The cost is just as obvious:
- more memory
- more storage
- more training time
- more risk of disturbing the balance the instruct model already had
What partial FT is
If LoRA is the cautious route and full fine-tuning is the deep-water route, partial FT sits somewhere in between.
It means opening selected parts of the original model, such as:
- the last few transformer blocks
- certain specific submodules
- late-stage components like
model.model.normorlm_head
That makes it deeper than LoRA, because it does genuinely modify original weights.
But it is still more conservative than full fine-tuning because you are not updating everything.
What the base model is
The base model is simply:
the starting brain from which all your customisation departs
If what you have is a raw base model, it is closer to the pretrained foundation.
If what you have is an instruct model, it is already a model that has been tuned to follow instructions and behave more naturally in dialogue.
That is also why your whole workflow centred on Llama-3.1-8B-Instruct. The thing worth protecting was not just the weights in the abstract, but the behavioural balance that came with the instruction-tuned version.
Instruct versus base
Base
Closer to the raw foundation.
Instruct
Closer to a model that has already gone through a round of training around instruction following, task completion and dialogue behaviour.
In practice:
- base feels more like raw material
- instruct feels more like a prepared substrate
Has the model actually “learned” after LoRA?
Yes, but the claim needs to be precise.
If the question is:
Has the model’s behaviour changed after LoRA fine-tuning?
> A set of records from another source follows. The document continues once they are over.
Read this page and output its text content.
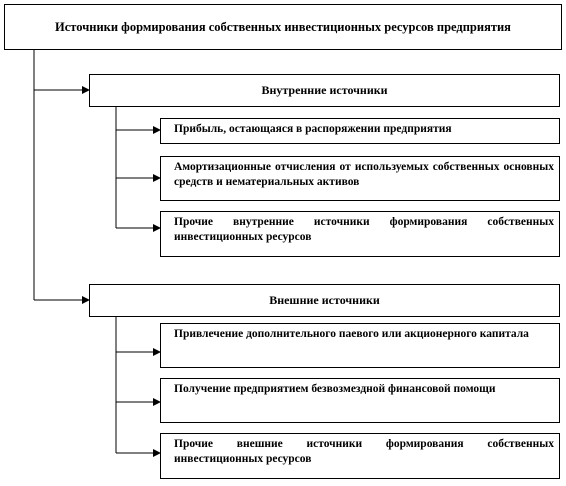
Источники формирования собственных инвестиционных ресурсов предприятия
Внутренние источники
Прибыль, остающаяся в распоряжении предприятия
Амортизационные отчисления от используемых собственных основных средств и нематериальных активов
Прочие внутренние источники формирования собственных инвестиционных ресурсов
Внешние источники
Привлечение дополнительного паевого или акционерного капитала
Получение предприятием безвозмездной финансовой помощи
Прочие внешние источники формирования собственных инвестиционных ресурсов
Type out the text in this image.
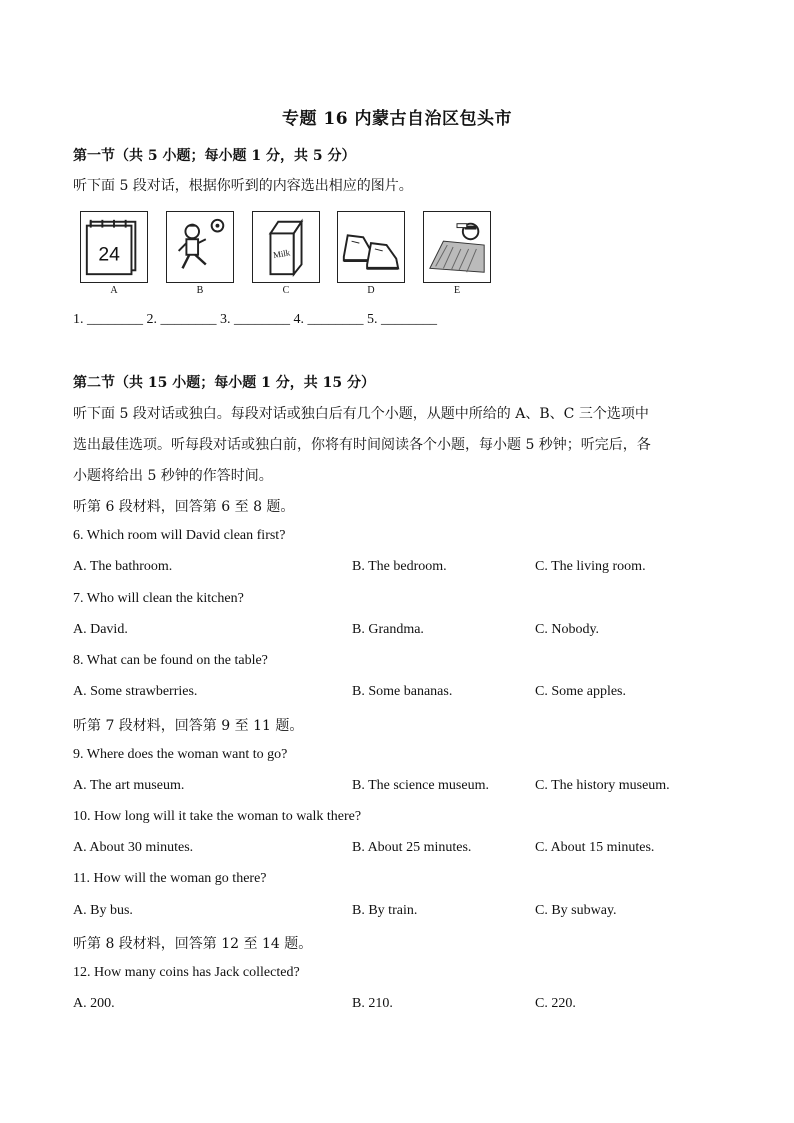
专题 16 内蒙古自治区包头市
第一节（共 5 小题；每小题 1 分，共 5 分）
听下面 5 段对话，根据你听到的内容选出相应的图片。
24
A	B
Milk
C	D	E
1. ________ 2. ________ 3. ________ 4. ________ 5. ________
第二节（共 15 小题；每小题 1 分，共 15 分）
听下面 5 段对话或独白。每段对话或独白后有几个小题，从题中所给的 A、B、C 三个选项中
选出最佳选项。听每段对话或独白前，你将有时间阅读各个小题，每小题 5 秒钟；听完后，各
小题将给出 5 秒钟的作答时间。
听第 6 段材料，回答第 6 至 8 题。
6. Which room will David clean first?
A. The bathroom.	B. The bedroom.	C. The living room.
7. Who will clean the kitchen?
A. David.	B. Grandma.	C. Nobody.
8. What can be found on the table?
A. Some strawberries.	B. Some bananas.	C. Some apples.
听第 7 段材料，回答第 9 至 11 题。
9. Where does the woman want to go?
A. The art museum.	B. The science museum.	C. The history museum.
10. How long will it take the woman to walk there?
A. About 30 minutes.	B. About 25 minutes.	C. About 15 minutes.
11. How will the woman go there?
A. By bus.	B. By train.	C. By subway.
听第 8 段材料，回答第 12 至 14 题。
12. How many coins has Jack collected?
A. 200.	B. 210.	C. 220.
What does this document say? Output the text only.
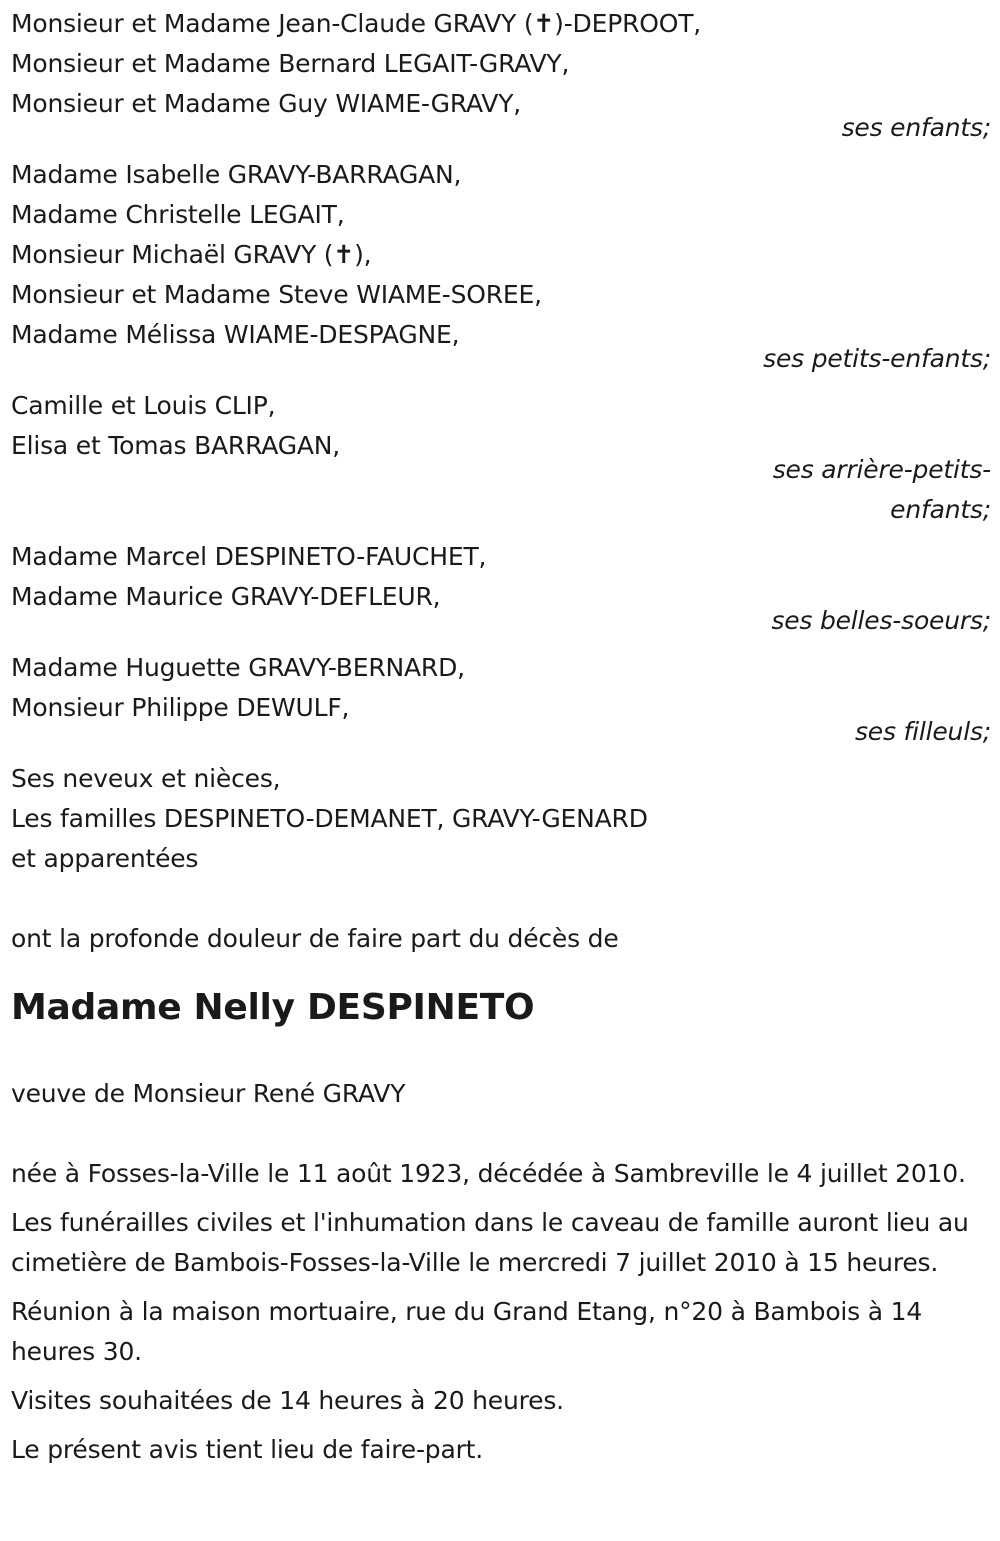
Monsieur et Madame Jean-Claude GRAVY (✝)-DEPROOT,
Monsieur et Madame Bernard LEGAIT-GRAVY,
Monsieur et Madame Guy WIAME-GRAVY,
ses enfants;
Madame Isabelle GRAVY-BARRAGAN,
Madame Christelle LEGAIT,
Monsieur Michaël GRAVY (✝),
Monsieur et Madame Steve WIAME-SOREE,
Madame Mélissa WIAME-DESPAGNE,
ses petits-enfants;
Camille et Louis CLIP,
Elisa et Tomas BARRAGAN,
ses arrière-petits-
enfants;
Madame Marcel DESPINETO-FAUCHET,
Madame Maurice GRAVY-DEFLEUR,
ses belles-soeurs;
Madame Huguette GRAVY-BERNARD,
Monsieur Philippe DEWULF,
ses filleuls;
Ses neveux et nièces,
Les familles DESPINETO-DEMANET, GRAVY-GENARD
et apparentées
ont la profonde douleur de faire part du décès de
Madame Nelly DESPINETO
veuve de Monsieur René GRAVY
née à Fosses-la-Ville le 11 août 1923, décédée à Sambreville le 4 juillet 2010.
Les funérailles civiles et l'inhumation dans le caveau de famille auront lieu au cimetière de Bambois-Fosses-la-Ville le mercredi 7 juillet 2010 à 15 heures.
Réunion à la maison mortuaire, rue du Grand Etang, n°20 à Bambois à 14 heures 30.
Visites souhaitées de 14 heures à 20 heures.
Le présent avis tient lieu de faire-part.
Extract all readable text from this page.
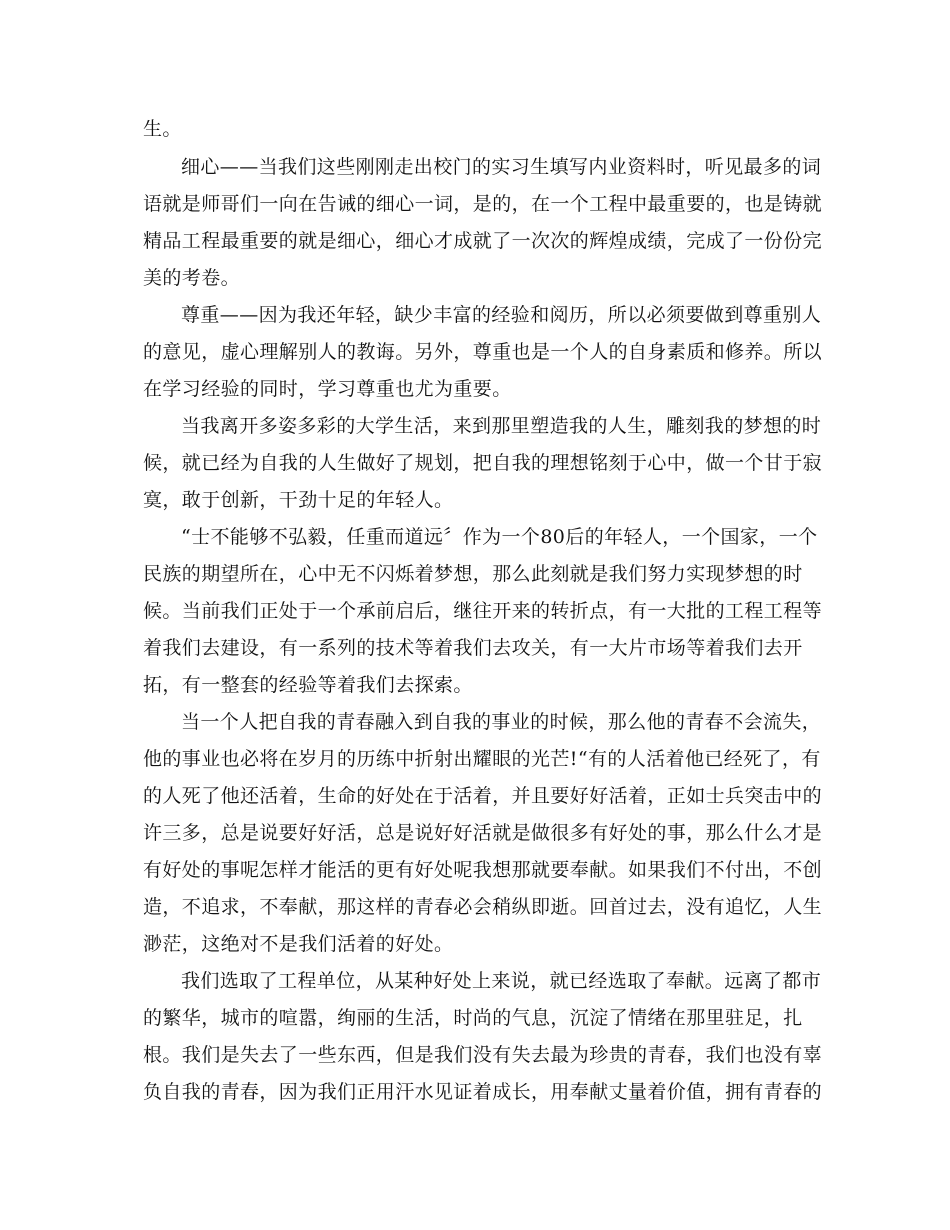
生。
细心——当我们这些刚刚走出校门的实习生填写内业资料时，听见最多的词
语就是师哥们一向在告诫的细心一词，是的，在一个工程中最重要的，也是铸就
精品工程最重要的就是细心，细心才成就了一次次的辉煌成绩，完成了一份份完
美的考卷。
尊重——因为我还年轻，缺少丰富的经验和阅历，所以必须要做到尊重别人
的意见，虚心理解别人的教诲。另外，尊重也是一个人的自身素质和修养。所以
在学习经验的同时，学习尊重也尤为重要。
当我离开多姿多彩的大学生活，来到那里塑造我的人生，雕刻我的梦想的时
候，就已经为自我的人生做好了规划，把自我的理想铭刻于心中，做一个甘于寂
寞，敢于创新，干劲十足的年轻人。
“士不能够不弘毅，任重而道远〞作为一个80后的年轻人，一个国家，一个
民族的期望所在，心中无不闪烁着梦想，那么此刻就是我们努力实现梦想的时
候。当前我们正处于一个承前启后，继往开来的转折点，有一大批的工程工程等
着我们去建设，有一系列的技术等着我们去攻关，有一大片市场等着我们去开
拓，有一整套的经验等着我们去探索。
当一个人把自我的青春融入到自我的事业的时候，那么他的青春不会流失，
他的事业也必将在岁月的历练中折射出耀眼的光芒!“有的人活着他已经死了，有
的人死了他还活着，生命的好处在于活着，并且要好好活着，正如士兵突击中的
许三多，总是说要好好活，总是说好好活就是做很多有好处的事，那么什么才是
有好处的事呢怎样才能活的更有好处呢我想那就要奉献。如果我们不付出，不创
造，不追求，不奉献，那这样的青春必会稍纵即逝。回首过去，没有追忆，人生
渺茫，这绝对不是我们活着的好处。
我们选取了工程单位，从某种好处上来说，就已经选取了奉献。远离了都市
的繁华，城市的喧嚣，绚丽的生活，时尚的气息，沉淀了情绪在那里驻足，扎
根。我们是失去了一些东西，但是我们没有失去最为珍贵的青春，我们也没有辜
负自我的青春，因为我们正用汗水见证着成长，用奉献丈量着价值，拥有青春的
Yes. Otherwise the adapter would have no point.
If the question is:
Is that the same kind of learning as full fine-tuning?
No.
LoRA learning is closer to:
- adding trainable increments on top of the base
- altering behaviour through those increments
- without rewriting the full original parameter body
Can you stack another LoRA on top of a customised Llama?
Conceptually, yes.
The engineering caveat is more important than the conceptual one.
1. Being possible is not the same as being a good idea
Every added adapter increases:
- validation complexity
- debugging complexity
- ambiguity about which layer is causing weird behaviour
2. A stable mainline is worth more than another experimental layer
That judgement already came out of your own experiments. It is very easy to keep adding layers of method. It is much harder to preserve a model that still feels intelligent and usable.
Why LoRA is so tempting
LoRA sits in a very seductive place.
It is:
- deeper than prompting
- lighter than full fine-tuning
- often still viable on local hardware
So it looks like a beautiful middle road.
The catch is that a middle road is not automatically a safe road.
LoRA is useful, but it does not automatically preserve the base model’s balance. Narrow data, tiny data, late evaluation and wide attachment scopes can still push the model into strange accents.
When not to reach for LoRA first
If your goal is mainly:
- preserve the base model
- make replies more direct
- reduce fluff
- stabilise formatting
- avoid touching the deeper parameter layers
then the first thing to adjust is often not LoRA at all. It is more likely to be:
- system prompt
- few-shot examples
- Modelfile
- runtime parameters
The one sentence worth keeping
SFT answers how you teach, LoRA answers how you update, and full fine-tuning answers how deep you are willing to cut.
Once those three are no longer being used as one blob, the rest of the map becomes much easier to read.